The second case remained undiagnosed for a long period, as TIO was not commonly recognized at the time. Therefore, when the patient was eventually diagnosed with TIO, the tumor was too large to perform a wide resection with a curative margin. Upon analysis of a biopsy, the initial diagnosis was of a benign PMT-MCT, however, two years after surgery, multiple metastases appeared and resection of the liver metastasis revealed malignant PMT-MCT.
Ogose et al (9) reported local recurrence and malignant transformation from benign PMT in the course of long-term follow-up. Therefore, TIO patients must be followed up even if diagnosed with a benign tumor. In certain cases of TIO, it is difficult and time-consuming to detect the tumor inducing the osteomalacia (9–15). However, it is important to identify the tumor, as it may be malignant or change from benign to malignant. Previous studies have demonstrated the usefulness of FDG-PET CT in detecting the tumor inducing the osteomalacia (16–20). However, FDG accumulation may also occur in a pseudofracture, as observed in case one of the current study. Therefore, it is important to distinguish multiple metastases and pseudofractures from TIO.

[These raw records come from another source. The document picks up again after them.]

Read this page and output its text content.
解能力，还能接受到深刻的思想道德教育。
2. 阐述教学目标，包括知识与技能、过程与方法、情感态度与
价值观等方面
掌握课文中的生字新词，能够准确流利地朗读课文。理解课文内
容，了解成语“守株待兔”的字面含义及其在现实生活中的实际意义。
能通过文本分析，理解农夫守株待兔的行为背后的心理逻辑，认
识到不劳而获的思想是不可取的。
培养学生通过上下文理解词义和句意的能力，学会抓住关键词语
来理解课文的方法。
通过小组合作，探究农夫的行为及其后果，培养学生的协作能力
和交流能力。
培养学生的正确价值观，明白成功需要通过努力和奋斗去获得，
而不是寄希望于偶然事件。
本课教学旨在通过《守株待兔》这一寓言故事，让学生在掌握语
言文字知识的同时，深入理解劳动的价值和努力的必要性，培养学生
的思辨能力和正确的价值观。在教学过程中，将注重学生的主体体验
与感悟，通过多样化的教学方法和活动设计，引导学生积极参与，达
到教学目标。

With regard to chemotherapy, few studies have investigated the chemotherapeutic treatment of malignant PMT (21,22). Seijas et al (21) reported second distant metastases, however, the use of six cycles of Adriamycin stabilized the metastasis sites for two years. Sidell et al (22) reported only a limited response to chemotherapy consisting of doxorubicin, docetaxel and gemcitabine, however, significant tumor destruction was observed histologically. In case two of the current study, a complete response of the metastatic lung lesion was temporarily achieved using an Adriamycin-based regimen. Therefore, Adriamycin may exhibit tumor suppressive activity, however, additional evaluations are required.